Current state: UNDER DISCUSSION
Discussion thread: <link to mailing list DISCUSS thread>
I think kafka need to add a tool to balance amounts of replicas and leaders on every brokers .Current kafka server does not provide a function to balance cluster .When we use console command to create a topic without 'replicaAssignmentOpt' ,kafka server assigns replicas by a "replicaAssignment" function . The function spread the replicas evenly among brokers to make cluster balanced.It can not make sure the cluster is balanced.Even though it is balanced,the balanced state will be destroyed.e.g.
1.Adding some new broker to current kafka cluster.There is nothing in a new broker.The amounts of replicas and leaders in new brokers are always fewer than old ones.
2.Using ReassignPartitionsCommand will change the replica and leader balance of cluster.e.g.
A reassignment-json-file as :
"replicas": [1,2,3] },
"replicas": [1,2,3] },
"replicas": [1,2,3] }
It means some one want to assign replicas of 3 partitions to broker 1,2,3.The one was accustomed to write AR in ascending order.Kafka server choose a PreferredReplicaLeader which be put at the first position of the AR to balance leader .If all leaders are the PreferredReplicaLeader of AR ,then kafka server thinks leaders in cluster is balanced.In above case,kafka server thinks it is balance when all leaders are replica 1.In fact the leader balance is not good.
So it is necessary to add to add a tool to deal with replica and leader balance.
We use an algorithm to get a balanced assignment of replicas or leaders,and call ReassignPartitionsCommand to let kafka sever move replicas or change the position of replicas in ARs.
We designed 4 command of this tools:
- show-cluster-state This command prints out the state of cluster .(amount of replicas and leaders on every brokers)
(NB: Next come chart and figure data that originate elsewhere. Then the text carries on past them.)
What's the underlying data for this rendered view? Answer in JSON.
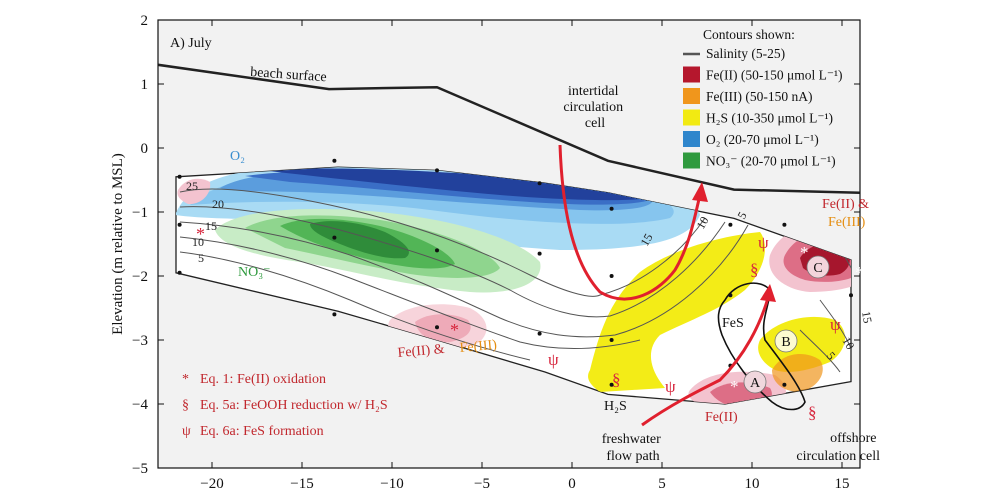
{
  "chart_data": {
    "type": "contour",
    "panel_label": "A) July",
    "ylabel": "Elevation (m relative to MSL)",
    "xlabel": "",
    "xlim": [
      -23,
      16
    ],
    "ylim": [
      -5,
      2
    ],
    "xticks": [
      -20,
      -15,
      -10,
      -5,
      0,
      5,
      10,
      15
    ],
    "xtick_labels": [
      "−20",
      "−15",
      "−10",
      "−5",
      "0",
      "5",
      "10",
      "15"
    ],
    "yticks": [
      -5,
      -4,
      -3,
      -2,
      -1,
      0,
      1,
      2
    ],
    "ytick_labels": [
      "−5",
      "−4",
      "−3",
      "−2",
      "−1",
      "0",
      "1",
      "2"
    ],
    "legend": {
      "title": "Contours shown:",
      "position": "top-right",
      "items": [
        {
          "label": "Salinity (5-25)",
          "kind": "line",
          "color": "#555555"
        },
        {
          "label": "Fe(II) (50-150 μmol L⁻¹)",
          "kind": "patch",
          "color": "#b5172d"
        },
        {
          "label": "Fe(III) (50-150 nA)",
          "kind": "patch",
          "color": "#f0961c"
        },
        {
          "label": "H₂S (10-350 μmol L⁻¹)",
          "kind": "patch",
          "color": "#f2ea12"
        },
        {
          "label": "O₂ (20-70 μmol L⁻¹)",
          "kind": "patch",
          "color": "#2f86cc"
        },
        {
          "label": "NO₃⁻ (20-70 μmol L⁻¹)",
          "kind": "patch",
          "color": "#2f9a3e"
        }
      ]
    },
    "beach_surface": {
      "x": [
        -23,
        -13.5,
        -7.5,
        2,
        9,
        16
      ],
      "y": [
        1.3,
        0.92,
        0.95,
        -0.2,
        -0.65,
        -0.7
      ]
    },
    "domain_top": {
      "x": [
        -22,
        -13,
        -7.5,
        -1.5,
        2,
        9,
        15.5
      ],
      "y": [
        -0.45,
        -0.3,
        -0.35,
        -0.55,
        -0.7,
        -1.1,
        -1.75
      ]
    },
    "domain_bottom": {
      "x": [
        -22,
        -13,
        -7.5,
        -1.5,
        2,
        8.5,
        15.5
      ],
      "y": [
        -1.95,
        -2.55,
        -3.0,
        -3.5,
        -3.85,
        -4.0,
        -3.65
      ]
    },
    "sample_points": [
      [
        -21.8,
        -0.45
      ],
      [
        -21.8,
        -1.2
      ],
      [
        -21.8,
        -1.95
      ],
      [
        -13.2,
        -0.2
      ],
      [
        -13.2,
        -1.4
      ],
      [
        -13.2,
        -2.6
      ],
      [
        -7.5,
        -0.35
      ],
      [
        -7.5,
        -1.6
      ],
      [
        -7.5,
        -2.8
      ],
      [
        -1.8,
        -0.55
      ],
      [
        -1.8,
        -1.65
      ],
      [
        -1.8,
        -2.9
      ],
      [
        2.2,
        -0.95
      ],
      [
        2.2,
        -2.0
      ],
      [
        2.2,
        -3.0
      ],
      [
        2.2,
        -3.7
      ],
      [
        8.8,
        -1.2
      ],
      [
        8.8,
        -2.3
      ],
      [
        8.8,
        -3.4
      ],
      [
        11.8,
        -1.2
      ],
      [
        11.8,
        -3.7
      ],
      [
        15.5,
        -2.3
      ]
    ],
    "salinity_contour_labels": [
      "25",
      "20",
      "15",
      "10",
      "5",
      "15",
      "10",
      "5",
      "15",
      "10",
      "5"
    ],
    "species_labels": {
      "o2": "O₂",
      "no3": "NO₃⁻",
      "fes": "FeS",
      "h2s": "H₂S",
      "fe2_left": "Fe(II) &",
      "fe3_left": "Fe(III)",
      "fe2_right": "Fe(II) &",
      "fe3_right": "Fe(III)",
      "fe2_bottom": "Fe(II)"
    },
    "zone_markers": [
      "A",
      "B",
      "C"
    ],
    "annotations": {
      "beach_surface": "beach surface",
      "intertidal": [
        "intertidal",
        "circulation",
        "cell"
      ],
      "freshwater": [
        "freshwater",
        "flow path"
      ],
      "offshore": [
        "offshore",
        "circulation cell"
      ]
    },
    "reaction_key": [
      {
        "symbol": "*",
        "label": "Eq. 1: Fe(II) oxidation"
      },
      {
        "symbol": "§",
        "label": "Eq. 5a: FeOOH reduction w/ H₂S"
      },
      {
        "symbol": "ψ",
        "label": "Eq. 6a: FeS formation"
      }
    ],
    "grid": false
  }
}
- leader-balance This command makes amounts of leaders on every brokers balanced
- replica-balance This command makes amounts of replicas on every brokers balanced
- cluster-balance This command makes amounts of replicas and leaders on every brokers balanced
Get information of every TP ( topic and partition ) from zookeeper,and calculate the amounts of replicas and "PreferredReplicaLeader" on every alive brokers.Print out them to help user
to assess whether do a balance.
Get information of every TP ( topic and partition ) from zookeeper,and then get the state of "PreferredReplicaLeader" on every alive brokers.Calculate the avg of amount of "PreferredReplicaLeader" on every brokers.We think a leader balance state is the amount of preferred leaders of each brokers are close to the avg. We call brokers which need to move leader position "SourceBroker",and brokers need to get we call them "TargetBroker".During moving ,we should make sure the amount of leaders on SourceBroker is greater than the avg,the amount of leaders on TargetBroker is less than the avg,and the TargetBroker should has the same TP of the leader SourceBroker want to move.
As above shows.We get a inverted list . Broker1 is a SourceBroker,Broker3 is a TargetBroker.We can't move the preferred leader of TP1 to Broker3,because there is not a replica of TP1 on Broker3 ( Do not "has the same TP of the leader SourceBroker want to move" ).
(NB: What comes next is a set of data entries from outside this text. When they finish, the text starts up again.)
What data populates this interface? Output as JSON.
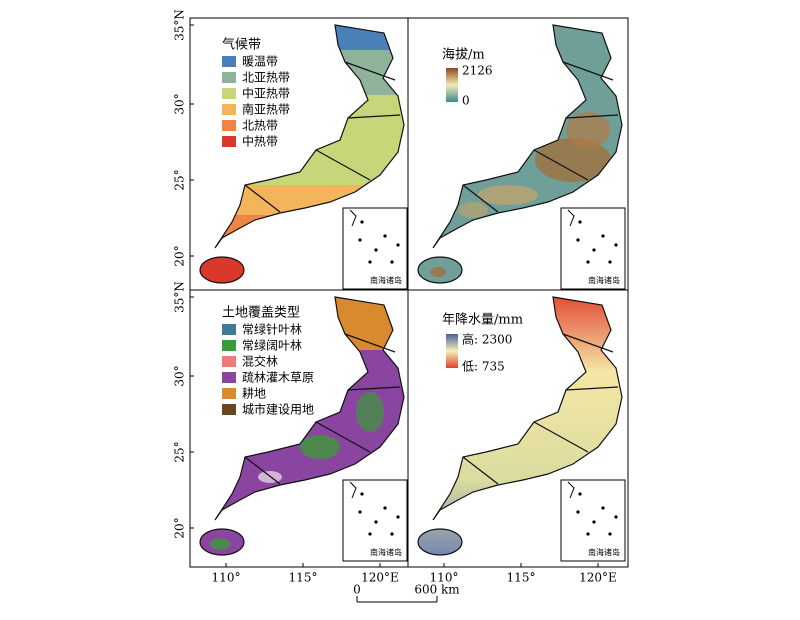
{
  "map_panels": {
    "lat_labels": [
      "35°N",
      "30°",
      "25°",
      "20°"
    ],
    "lon_labels": [
      "110°",
      "115°",
      "120°E"
    ],
    "climate_legend": {
      "title": "气候带",
      "items": [
        {
          "label": "暖温带",
          "color": "#4a80b8"
        },
        {
          "label": "北亚热带",
          "color": "#8fb39a"
        },
        {
          "label": "中亚热带",
          "color": "#c8d67a"
        },
        {
          "label": "南亚热带",
          "color": "#f2b55c"
        },
        {
          "label": "北热带",
          "color": "#ee8547"
        },
        {
          "label": "中热带",
          "color": "#d9382a"
        }
      ]
    },
    "elevation_legend": {
      "title": "海拔/m",
      "max_label": "2126",
      "min_label": "0"
    },
    "landcover_legend": {
      "title": "土地覆盖类型",
      "items": [
        {
          "label": "常绿针叶林",
          "color": "#3f7a99"
        },
        {
          "label": "常绿阔叶林",
          "color": "#3d9a3a"
        },
        {
          "label": "混交林",
          "color": "#ef7a7a"
        },
        {
          "label": "疏林灌木草原",
          "color": "#8a45a0"
        },
        {
          "label": "耕地",
          "color": "#d98a2e"
        },
        {
          "label": "城市建设用地",
          "color": "#6b4420"
        }
      ]
    },
    "precip_legend": {
      "title": "年降水量/mm",
      "high_label": "高: 2300",
      "low_label": "低: 735"
    },
    "inset_label": "南海诸岛",
    "scale_bar": {
      "start_label": "0",
      "end_label": "600 km"
    }
  }
}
Finally use ReassignPartitionsCommand to assign partition with the balance assignment we get above.
Replica balance is similar to leader balance.The different is during moving the replica we should make sure there is not a replica which is belong to the same TP with the replica SourceBroker want to move on TargetBroker. We also provide a "threshold" option .Within the "threshold" option we think it is balanced.Because replica balance costs more than leader balance.It touches on data migration.The default is 10 which means 10% of the avg.
As above shows. Broker1 is a SourceBroker,and Broker4 is a TargetBroker.We can't move the replica of TP4 to Broker3,because there a replica in the AR of TP4 on Broker4.
Cluster-balance do replica balance first,and then execute leader balance ,finally use ReassignPartitionsCommand to assign partition with the balance assignment we get above.
Click here to view the code.
Add a new tool.There are 6 options in the new tool.
--leader-balance to execute leader balance
--replica-balance to execute replica balance
--cluster-balance to execute replica balance and leader balance
--show-cluster-sate to show the state of balance
--zookeeper zookeeper urls <horst:port>
--replica-balance-threshold-percentage a threshold parameter
Compatibility, Deprecation, and Migration Plan
This is a new tool. It will not cause any compatibility issues.
We can also use ReassignPartitionsCommand to move replicas to make replica balance and change the first replica in ARs to make leader balance by manual operation.However it will become more and more difficult with topic and broker increasing.